Attachment: innodb_bug_67963_4k_1k.png (image/png, text), 75.74 KiB.

[2 Nov 2015 12:42] Daniel Price
commit c20cf3b88fea910f08138e0717bb07f95c2e66aa
Author: Annamalai Gurusami <annamalai.gurusami@oracle.com>
Date:   Fri Oct 30 11:29:16 2015 +0530

Bug #16204823 INNODB WASTES 62 OUT OF EVERY 16384 PAGES

Problem:
    
One extent descriptor page contains information about page allocations in N
number of extents.
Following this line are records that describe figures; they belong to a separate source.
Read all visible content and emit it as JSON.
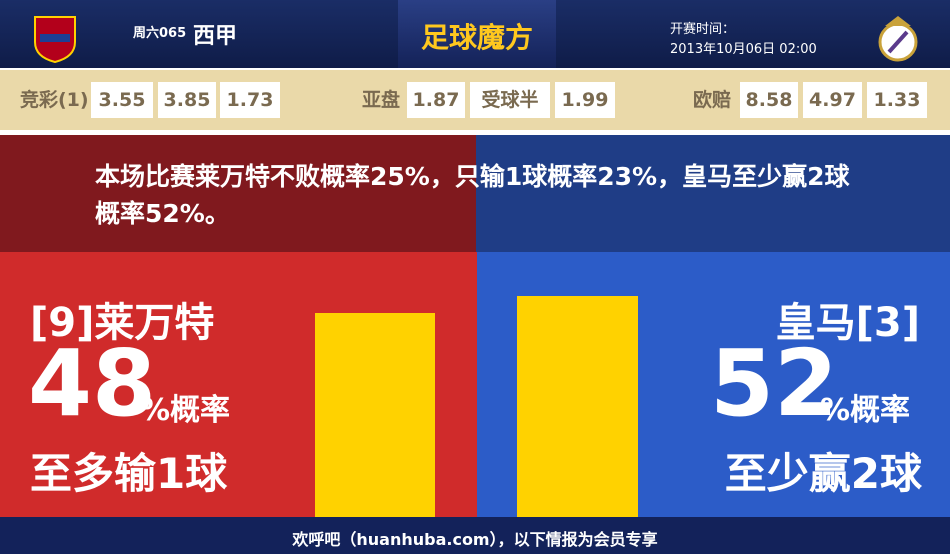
{
  "header": {
    "match_no": "周六065",
    "league": "西甲",
    "brand": "足球魔方",
    "kickoff_label": "开赛时间：",
    "kickoff_time": "2013年10月06日 02:00"
  },
  "odds": [
    {
      "label": "竞彩(1)",
      "values": [
        3.55,
        3.85,
        1.73
      ]
    },
    {
      "label": "亚盘",
      "values": [
        1.87,
        "受球半",
        1.99
      ]
    },
    {
      "label": "欧赔",
      "values": [
        8.58,
        4.97,
        1.33
      ]
    }
  ],
  "summary": "本场比赛莱万特不败概率25%，只输1球概率23%，皇马至少赢2球概率52%。",
  "home": {
    "team": "[9]莱万特",
    "probability": 48,
    "suffix": "%概率",
    "outcome": "至多输1球",
    "color": "#ffd200"
  },
  "away": {
    "team": "皇马[3]",
    "probability": 52,
    "suffix": "%概率",
    "outcome": "至少赢2球",
    "color": "#ffd200"
  },
  "footer": "欢呼吧（huanhuba.com），以下情报为会员专享"
}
If page size is 16K (the default), then N = 256. Of these
extents 1 or more is used for fragment pages and such extents are of the    state XDES_FREE_FRAG or XDES_FULL_FRAG.  The remaining extents (XDES_FSEG) will
belong to any one segment.
    
Any segment can make use of the pages from the fragment extent.  But each
segment can use only 32 of these fragment pages.  Because of this most of the pages of these fragment extents are wasted by InnoDB.
    
Solution:
    
Make it possible for a segment to make use of these fragment extent.  Introduce the new XDES_FSEG_FRAG state for the extent.
[2 Nov 2015 12:52] Daniel Price
Posted by developer:
 
Fixed as of the upcoming 5.8.0 release, and here's the changelog entry:

InnoDB wasted most pages in extents used for fragment pages.

Thank you for the bug report.